Moi, le coucou, je sais comment il fait. Il fait  « coucou  coucou »  comme le coucou du bois Barjavel qui rompt le silence assourdissant de certains dimanches après-midi de juin. Il fait « coucou coucou »  comme le coucou de l’horloge de mémé du Moulin qui jaillit de sa boîte tous les quarts d’heure avec une régularité de coucou suisse. D’une insigne banalité, le chant du coucou est facile à identifier. Faut vraiment pas être un grand mélomane pour le confondre avec le « coucouroucoucou » de Nana Mouskou(cou)ri ! Cucu, il dit que le coucou est plus paresseux qu’une couleuvre parce qu’il n’a même pas le courage de couver ses oeufs. Moi, je veux bien que la couleuvre soit paresseuse mais au moins elle, elle n’a pas une langue de vipère.

 

Cucu est balèze, il reconnaît les oiseaux à leur plumage mais aussi et surtout à leur ramage. Il ne se contente pas de les décrire : taille, poids, couleur, tout ça, il imite aussi leurs cris. Impressionnant ! Faut dire que Cucu a un avantage sur nous : il habite aux abords du Polygone et passe son temps à les observer.

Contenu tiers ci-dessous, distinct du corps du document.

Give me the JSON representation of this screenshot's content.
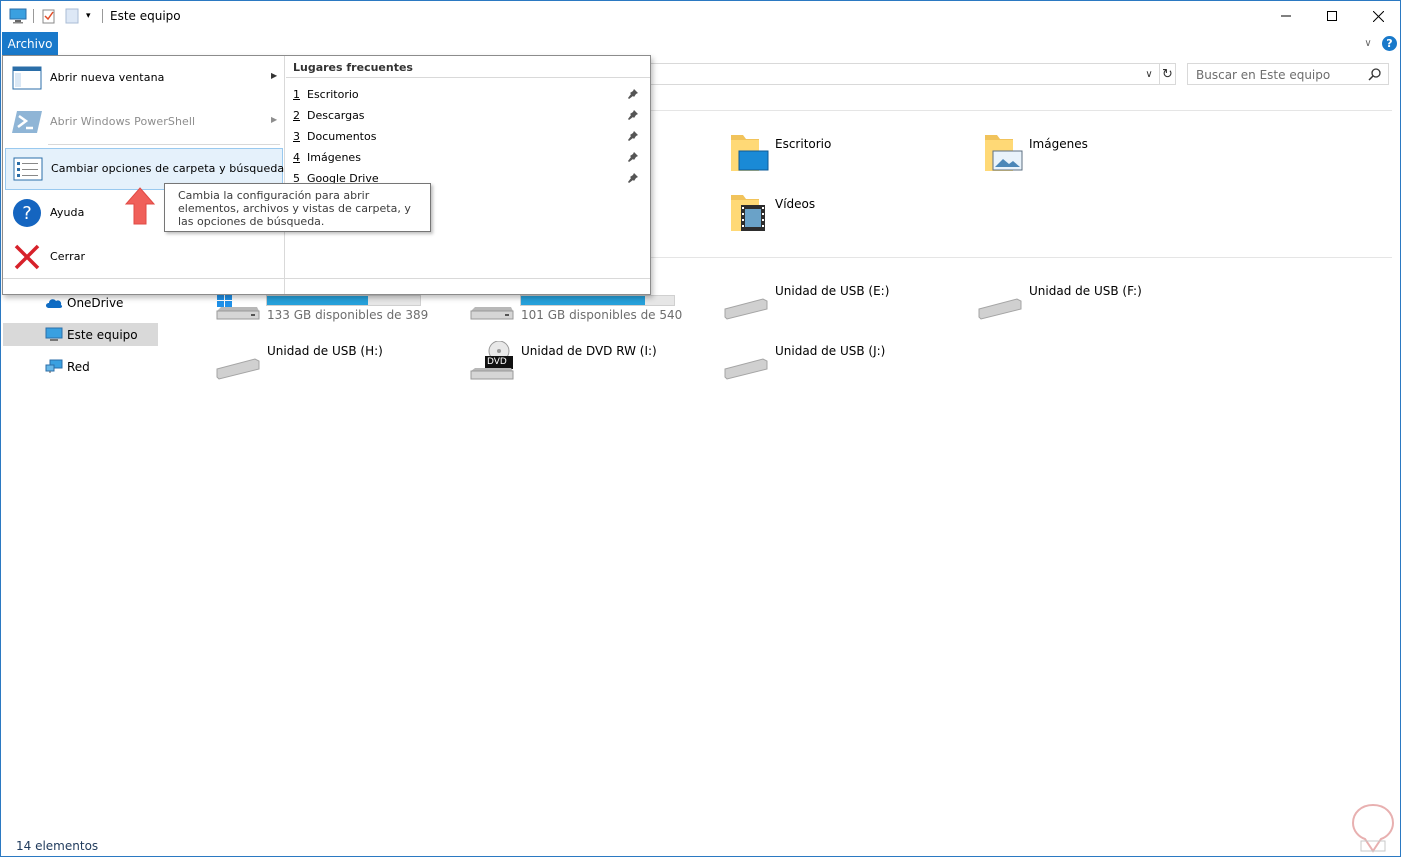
{
  "titlebar": {
    "title": "Este equipo"
  },
  "ribbon": {
    "file_tab": "Archivo",
    "help": "?"
  },
  "search": {
    "placeholder": "Buscar en Este equipo"
  },
  "file_menu": {
    "items": [
      {
        "label": "Abrir nueva ventana",
        "icon": "window-icon"
      },
      {
        "label": "Abrir Windows PowerShell",
        "icon": "powershell-icon"
      },
      {
        "label": "Cambiar opciones de carpeta y búsqueda",
        "icon": "folder-options-icon"
      },
      {
        "label": "Ayuda",
        "icon": "help-icon"
      },
      {
        "label": "Cerrar",
        "icon": "close-x-icon"
      }
    ],
    "frequent_title": "Lugares frecuentes",
    "frequent": [
      {
        "num": "1",
        "label": "Escritorio"
      },
      {
        "num": "2",
        "label": "Descargas"
      },
      {
        "num": "3",
        "label": "Documentos"
      },
      {
        "num": "4",
        "label": "Imágenes"
      },
      {
        "num": "5",
        "label": "Google Drive"
      }
    ],
    "tooltip": "Cambia la configuración para abrir elementos, archivos y vistas de carpeta, y las opciones de búsqueda."
  },
  "nav": {
    "items": [
      {
        "label": "OneDrive"
      },
      {
        "label": "Este equipo"
      },
      {
        "label": "Red"
      }
    ]
  },
  "folders": [
    {
      "label": "Escritorio"
    },
    {
      "label": "Imágenes"
    },
    {
      "label": "Vídeos"
    }
  ],
  "drives": [
    {
      "label": "133 GB disponibles de 389",
      "used_fraction": 0.66
    },
    {
      "label": "101 GB disponibles de 540",
      "used_fraction": 0.81
    },
    {
      "label": "Unidad de USB (E:)"
    },
    {
      "label": "Unidad de USB (F:)"
    },
    {
      "label": "Unidad de USB (H:)"
    },
    {
      "label": "Unidad de DVD RW (I:)",
      "badge": "DVD"
    },
    {
      "label": "Unidad de USB (J:)"
    }
  ],
  "status": {
    "count": "14 elementos"
  },
  "colors": {
    "accent": "#1979ca",
    "bar_fill": "#26a0da",
    "highlight": "#e5f1fb"
  }
}
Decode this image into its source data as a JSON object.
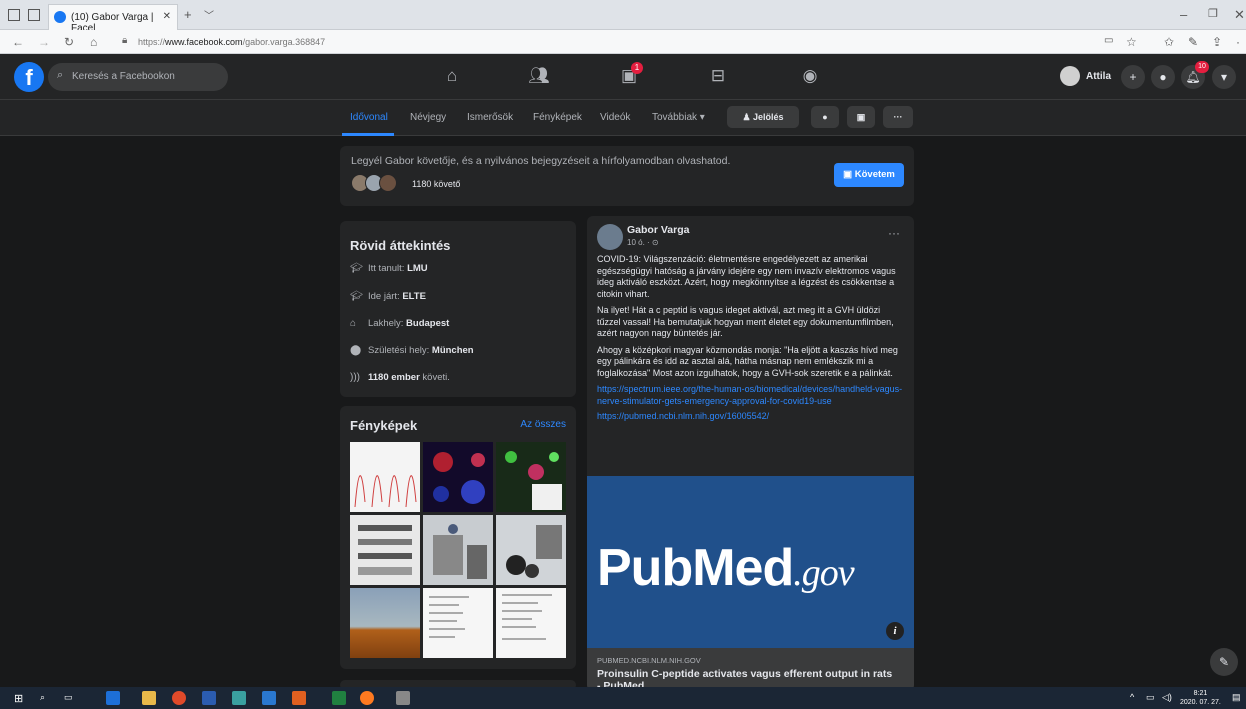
{
  "browser": {
    "tab_title": "(10) Gabor Varga | Facel",
    "url_prefix": "https://",
    "url_host": "www.facebook.com",
    "url_path": "/gabor.varga.368847"
  },
  "fbnav": {
    "search_placeholder": "Keresés a Facebookon",
    "watch_badge": "1",
    "user_name": "Attila",
    "notif_badge": "10"
  },
  "profile_tabs": {
    "items": [
      "Idővonal",
      "Névjegy",
      "Ismerősök",
      "Fényképek",
      "Videók",
      "Továbbiak ▾"
    ],
    "tag_button": "Jelölés",
    "more_button": "···"
  },
  "follow_box": {
    "text": "Legyél Gabor követője, és a nyilvános bejegyzéseit a hírfolyamodban olvashatod.",
    "followers": "1180 követő",
    "follow_button": "Követem"
  },
  "intro": {
    "title": "Rövid áttekintés",
    "rows": [
      {
        "icon": "graduation-cap-icon",
        "label": "Itt tanult: ",
        "value": "LMU"
      },
      {
        "icon": "graduation-cap-icon",
        "label": "Ide járt: ",
        "value": "ELTE"
      },
      {
        "icon": "home-icon",
        "label": "Lakhely: ",
        "value": "Budapest"
      },
      {
        "icon": "location-pin-icon",
        "label": "Születési hely: ",
        "value": "München"
      },
      {
        "icon": "rss-icon",
        "label": "",
        "value": "1180 ember",
        "suffix": " követi."
      }
    ]
  },
  "photos": {
    "title": "Fényképek",
    "see_all": "Az összes"
  },
  "post": {
    "author": "Gabor Varga",
    "meta": "10 ó. · ⊙",
    "more": "···",
    "paragraphs": [
      "COVID-19: Világszenzáció: életmentésre engedélyezett az amerikai egészségügyi hatóság a járvány idejére egy nem invazív elektromos vagus ideg aktiváló eszközt. Azért, hogy megkönnyítse a légzést és csökkentse a citokin vihart.",
      "Na ilyet! Hát a c peptid is vagus ideget aktivál, azt meg itt a GVH üldözi tűzzel vassal! Ha bemutatjuk hogyan ment életet egy dokumentumfilmben, azért nagyon nagy büntetés jár.",
      "Ahogy a középkori magyar közmondás monja: \"Ha eljött a kaszás hívd meg egy pálinkára és idd az asztal alá, hátha másnap nem emlékszik mi a foglalkozása\" Most azon izgulhatok, hogy a GVH-sok szeretik e a pálinkát."
    ],
    "links": [
      "https://spectrum.ieee.org/the-human-os/biomedical/devices/handheld-vagus-nerve-stimulator-gets-emergency-approval-for-covid19-use",
      "https://pubmed.ncbi.nlm.nih.gov/16005542/"
    ],
    "preview_logo_a": "Pub",
    "preview_logo_b": "Med",
    "preview_logo_c": ".gov",
    "link_site": "PUBMED.NCBI.NLM.NIH.GOV",
    "link_title": "Proinsulin C-peptide activates vagus efferent output in rats - PubMed"
  },
  "taskbar": {
    "time": "8:21",
    "date": "2020. 07. 27."
  },
  "colors": {
    "fb_blue": "#1877f2",
    "link_blue": "#2d88ff",
    "card_bg": "#242526",
    "page_bg": "#18191a",
    "pubmed_bg": "#20508b"
  }
}
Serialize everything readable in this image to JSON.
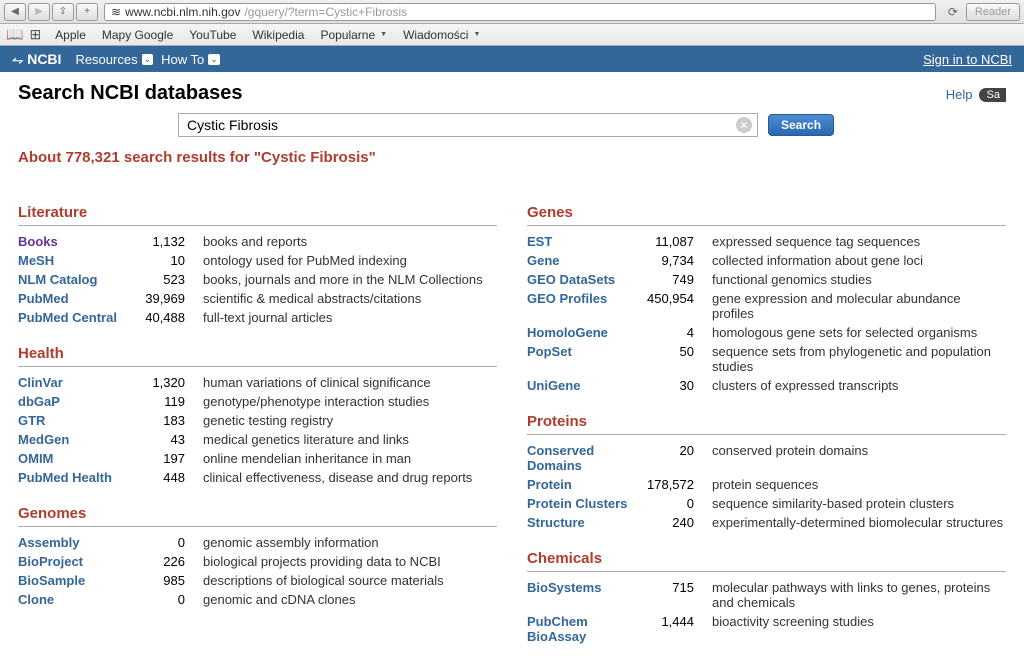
{
  "browser": {
    "url_spinner": "≋",
    "url_host": "www.ncbi.nlm.nih.gov",
    "url_path": "/gquery/?term=Cystic+Fibrosis",
    "reader_label": "Reader"
  },
  "bookmarks": [
    "Apple",
    "Mapy Google",
    "YouTube",
    "Wikipedia",
    "Popularne",
    "Wiadomości"
  ],
  "ncbi_header": {
    "logo": "NCBI",
    "resources": "Resources",
    "howto": "How To",
    "signin": "Sign in to NCBI"
  },
  "page": {
    "title": "Search NCBI databases",
    "help": "Help",
    "save": "Sa",
    "search_value": "Cystic Fibrosis",
    "search_button": "Search",
    "results_summary": "About 778,321 search results for \"Cystic Fibrosis\""
  },
  "sections": {
    "left": [
      {
        "title": "Literature",
        "rows": [
          {
            "name": "Books",
            "count": "1,132",
            "desc": "books and reports",
            "visited": true
          },
          {
            "name": "MeSH",
            "count": "10",
            "desc": "ontology used for PubMed indexing"
          },
          {
            "name": "NLM Catalog",
            "count": "523",
            "desc": "books, journals and more in the NLM Collections"
          },
          {
            "name": "PubMed",
            "count": "39,969",
            "desc": "scientific & medical abstracts/citations"
          },
          {
            "name": "PubMed Central",
            "count": "40,488",
            "desc": "full-text journal articles"
          }
        ]
      },
      {
        "title": "Health",
        "rows": [
          {
            "name": "ClinVar",
            "count": "1,320",
            "desc": "human variations of clinical significance"
          },
          {
            "name": "dbGaP",
            "count": "119",
            "desc": "genotype/phenotype interaction studies"
          },
          {
            "name": "GTR",
            "count": "183",
            "desc": "genetic testing registry"
          },
          {
            "name": "MedGen",
            "count": "43",
            "desc": "medical genetics literature and links"
          },
          {
            "name": "OMIM",
            "count": "197",
            "desc": "online mendelian inheritance in man"
          },
          {
            "name": "PubMed Health",
            "count": "448",
            "desc": "clinical effectiveness, disease and drug reports"
          }
        ]
      },
      {
        "title": "Genomes",
        "rows": [
          {
            "name": "Assembly",
            "count": "0",
            "desc": "genomic assembly information"
          },
          {
            "name": "BioProject",
            "count": "226",
            "desc": "biological projects providing data to NCBI"
          },
          {
            "name": "BioSample",
            "count": "985",
            "desc": "descriptions of biological source materials"
          },
          {
            "name": "Clone",
            "count": "0",
            "desc": "genomic and cDNA clones"
          }
        ]
      }
    ],
    "right": [
      {
        "title": "Genes",
        "rows": [
          {
            "name": "EST",
            "count": "11,087",
            "desc": "expressed sequence tag sequences"
          },
          {
            "name": "Gene",
            "count": "9,734",
            "desc": "collected information about gene loci"
          },
          {
            "name": "GEO DataSets",
            "count": "749",
            "desc": "functional genomics studies"
          },
          {
            "name": "GEO Profiles",
            "count": "450,954",
            "desc": "gene expression and molecular abundance profiles"
          },
          {
            "name": "HomoloGene",
            "count": "4",
            "desc": "homologous gene sets for selected organisms"
          },
          {
            "name": "PopSet",
            "count": "50",
            "desc": "sequence sets from phylogenetic and population studies"
          },
          {
            "name": "UniGene",
            "count": "30",
            "desc": "clusters of expressed transcripts"
          }
        ]
      },
      {
        "title": "Proteins",
        "rows": [
          {
            "name": "Conserved Domains",
            "count": "20",
            "desc": "conserved protein domains"
          },
          {
            "name": "Protein",
            "count": "178,572",
            "desc": "protein sequences"
          },
          {
            "name": "Protein Clusters",
            "count": "0",
            "desc": "sequence similarity-based protein clusters"
          },
          {
            "name": "Structure",
            "count": "240",
            "desc": "experimentally-determined biomolecular structures"
          }
        ]
      },
      {
        "title": "Chemicals",
        "rows": [
          {
            "name": "BioSystems",
            "count": "715",
            "desc": "molecular pathways with links to genes, proteins and chemicals"
          },
          {
            "name": "PubChem BioAssay",
            "count": "1,444",
            "desc": "bioactivity screening studies"
          }
        ]
      }
    ]
  }
}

Il écoute leurs gazouillis, leurs gargouillis, leurs cliquetis, leur glissandi. Leurs chants, quoi. Après, il susurre, gazouille et siffle comme eux. On dirait qu’il a appris à siffler avant d’apprendre à parler.

Une fois, je lui ai demandé d’imiter le cri de la caille des blés, celle qui vit dans ma plaine. « Huit-uituit ! huit-uituit ! » qu’il a fait tout de suite et de plus en plus vite. « Huit-uituit ! huit-uituit ! » Il m’a dit : « Ça, c’est le mâle » et puis, il a enchaîné avec le cri de la femelle : « Prui-prui ! prui-prui ! c’est son bruit à elle », qu’il a répété, sûr de lui. Je vous jure que c’est vrai. Ça m’a cloué le bec. Lorsque les couples sont dérangés, il paraît qu’ils émettent à l’envol, un son doux et roucoulant différent : « vrou-vrou ».  Ça, je le tiens encore de Cucu. La perdrix, lorsqu’ elle fuit le danger, elle ne fait pas pareil, qui dit Cucu, elle pousse des  « psipsi-psipsi » d’excitation en décollant.  Moi, j’ai voulu ramener ma science en disant : «  C’est un peu comme le rossignol. » Qu’est-ce que j’avais pas dit là. « T’es maboul, qu’il m’a dit texto, en me rigolant au nez, le cri du rossignol, c’est : « tiu-tiu-tuiutuitui. » J’ai eu l’air de l’irriter vraiment et le Cucu, faut pas trop le contrarier. Quand on le pique ou qu’on l’attaque, il répond du tac au tac. C’est sa tactique. Il peut être même d’une mauvaise foi absolue (remarquez, être de bonne foi ne prouve pas qu’on a raison, non plus). Cucu, il est même capable de vous voler dans les plumes quand vous avez une prise de bec sérieuse avec lui. Une fois, il m’a dit que j’avais le Q.I d’un pot de yaourt ! (« Et toi, d’un bulot » que je lui ai répondu aussi sec). Il peut aussi vous asséner son argument massue : « Çui qui dit, c’est çui qui y est. » Après ça, vous n’avez plus qu’à la boucler. « Ah, bon » que je lui ai dit (que j’dis qui dit qu’on dit). « Quant au cri du geai des chênes, a-t-il enchaîné, il est mille fois plus moche. » Le geai, il fait  « skrrèèik ou rrèèch » !  C’est vrai, c’est moche !

 

Une autre fois, il a voulu que je l’accompagne de bon matin au Vivier. On s’est planqués derrière un arbre et il m’a demandé d’attendre. Tout à coup, on a vu filer furtivement, au ras de l’eau, une petite flèche bleue turquoise. En un éclair, la flèche a traversé le Vivier dans sa largeur en lançant des « tiht tih tit » rapides, perçants et aigus. « C’est un martin-pêcheur », a chuchoté Cucu, tapi derrière moi. Paraît que le martin-pêcheur peut attendre des heures entières, immobile sur une branche, le moment opportun pour plonger sur un poisson et le capturer. « Prends-en de la graine », a-t-il cru bon d’ajouter, visiblement pas mécontent de pointer mes piètres qualités de pêcheur (c’est vrai, je suis un très mauvais pêcheur, trop distrait et trop impatient).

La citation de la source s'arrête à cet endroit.